I was not surprised that my “professional class” was once again slotted for combat no matter how hard I hammered away at this forge.  There was no escape for me.

Due to my “professional standing”, naturally I fell under the new authority of young Joshua.  At this point I was becoming intolerable.  At some point someone would just have to put me out of my misery.

We would pack up from our location at Rephidim and begin the short journey to Mt.

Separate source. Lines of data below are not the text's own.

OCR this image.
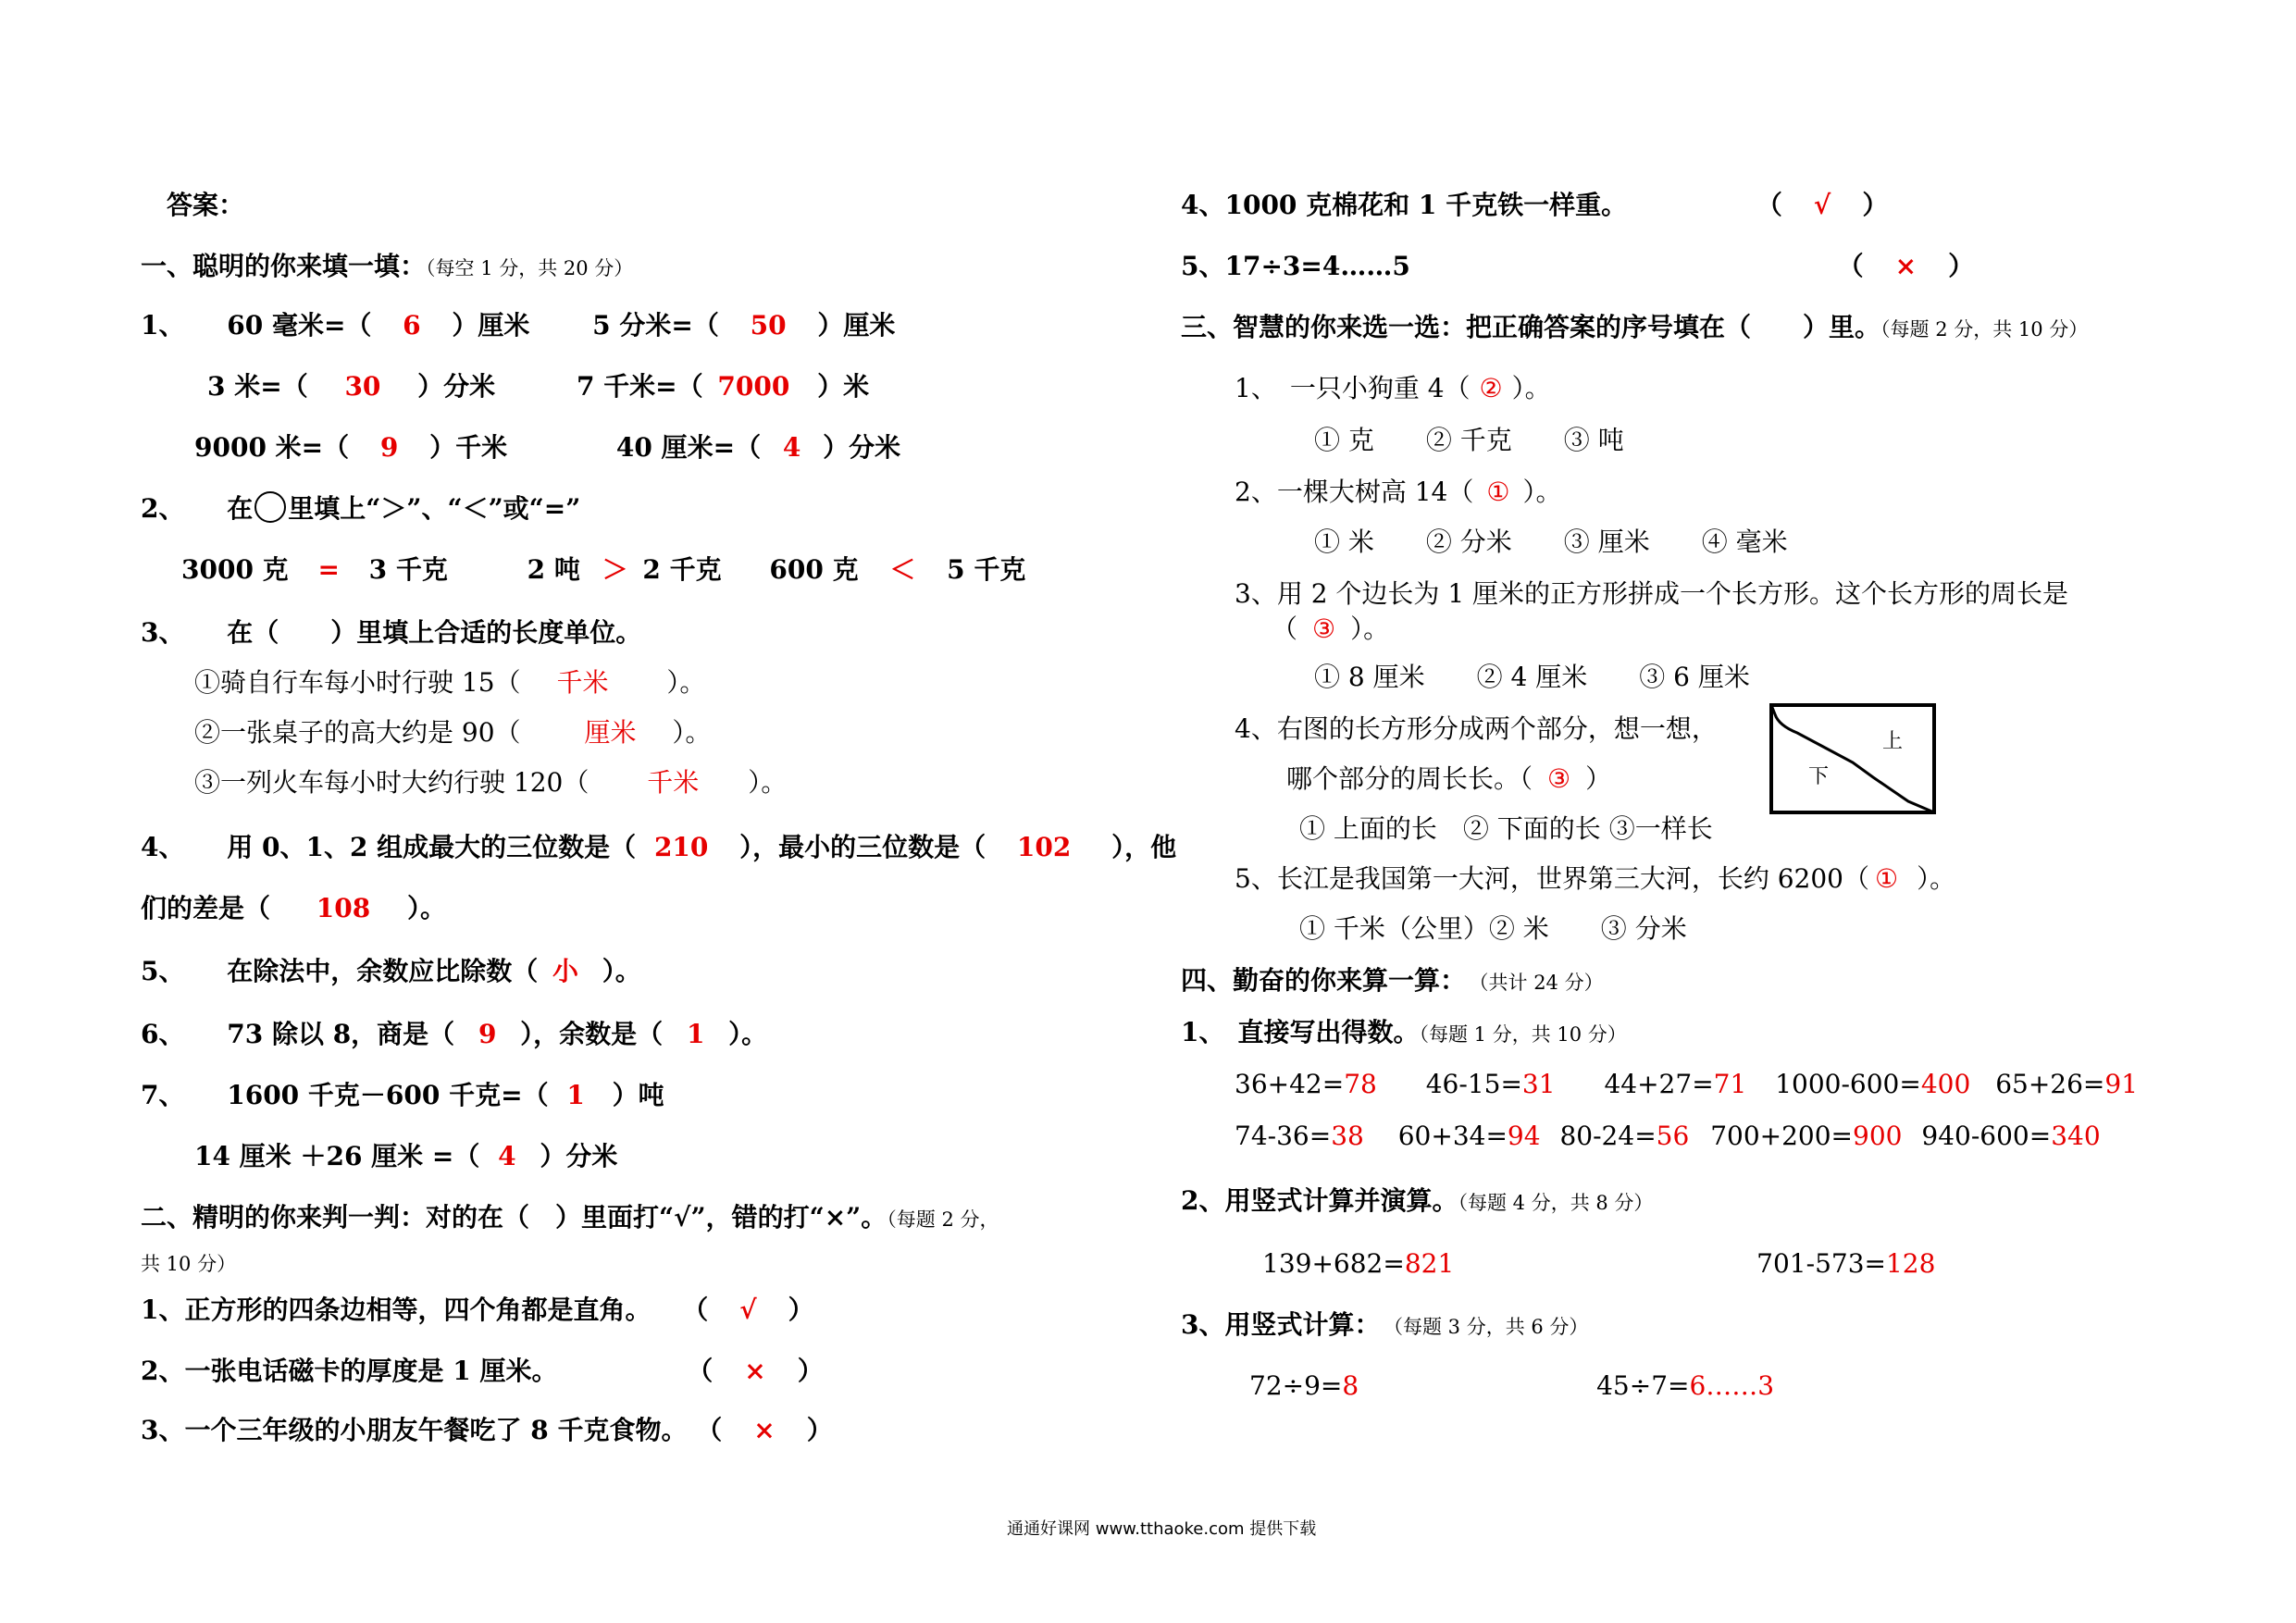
答案：
一、聪明的你来填一填：（每空 1 分，共 20 分）
1、 60 毫米=（ 6 ）厘米 5 分米=（ 50 ）厘米
3 米=（ 30 ）分米	7 千米=（ 7000 ）米
9000 米=（ 9 ）千米	40 厘米=（ 4 ）分米
2、 在 里填上“＞”、“＜”或“=”
3000 克 = 3 千克	2 吨 ＞ 2 千克 600 克 ＜ 5 千克
3、 在（　　）里填上合适的长度单位。
①骑自行车每小时行驶 15（ 千米 ）。
②一张桌子的高大约是 90（ 厘米 ）。
③一列火车每小时大约行驶 120（ 千米 ）。
4、 用 0、1、2 组成最大的三位数是（ 210 ），最小的三位数是（ 102 ），他
们的差是（ 108 ）。
5、 在除法中，余数应比除数（ 小 ）。
6、 73 除以 8，商是（ 9 ），余数是（ 1 ）。
7、 1600 千克－600 千克=（ 1 ）吨
14 厘米 ＋26 厘米 =（ 4 ）分米
二、精明的你来判一判：对的在（　）里面打“√”，错的打“×”。（每题 2 分，
共 10 分）
1、正方形的四条边相等，四个角都是直角。 （ √ ）
2、一张电话磁卡的厚度是 1 厘米。	（ × ）
3、一个三年级的小朋友午餐吃了 8 千克食物。 （ × ）
4、1000 克棉花和 1 千克铁一样重。	（ √ ）
5、17÷3=4……5	（ × ）
三、智慧的你来选一选：把正确答案的序号填在（　　）里。（每题 2 分，共 10 分）
1、　一只小狗重 4（ ② ）。
① 克　　② 千克　　③ 吨
2、一棵大树高 14（ ① ）。
① 米　　② 分米　　③ 厘米　　④ 毫米
3、用 2 个边长为 1 厘米的正方形拼成一个长方形。这个长方形的周长是
（ ③ ）。
① 8 厘米　　② 4 厘米　　③ 6 厘米
4、右图的长方形分成两个部分，想一想，
哪个部分的周长长。（ ③ ）
① 上面的长　② 下面的长 ③一样长
上
下
5、长江是我国第一大河，世界第三大河，长约 6200（ ① ）。
① 千米（公里）② 米　　③ 分米
四、勤奋的你来算一算： （共计 24 分）
1、　直接写出得数。（每题 1 分，共 10 分）
36+42=78 46-15=31 44+27=71 1000-600=400 65+26=91
74-36=38 60+34=94 80-24=56 700+200=900 940-600=340
2、用竖式计算并演算。（每题 4 分，共 8 分）
139+682=821	701-573=128
3、用竖式计算： （每题 3 分，共 6 分）
72÷9=8	45÷7=6……3
通通好课网 www.tthaoke.com 提供下载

Sinai.  I remembered the name of the place.  I knew this was the location where the Ten Commandments would be given.

If my memory served accurately, this was also the place where God came to the mountain top and met with Moses.  Within me was every negative emotion known to mankind.  Among those emotions was also fear.

Despite my present condition I had not forgotten the chilling voice and cold of Death.  What I believed to be a curse within which I lived, this divergent problem was reaching my maximum limits.

We arrived at Mt Sinai and we made camp.  At this point I had not talked to Jared or Nathan for days.  Apparently, they convinced Joshua to leave me alone for the moment.  I pitched my tent as far away from people as I realistically could.

Technically I was not supposed to camp where I was.  I had to choose between being closer to the mountain, or closer to the people.  The rise of the plateau denied me being closer to the desert.

I was on the far western side of the camp.  In front of me was the mountain.  Behind me was the desert.  If there ever was going to be a time to have a conversation with God, I believed that this would be the time.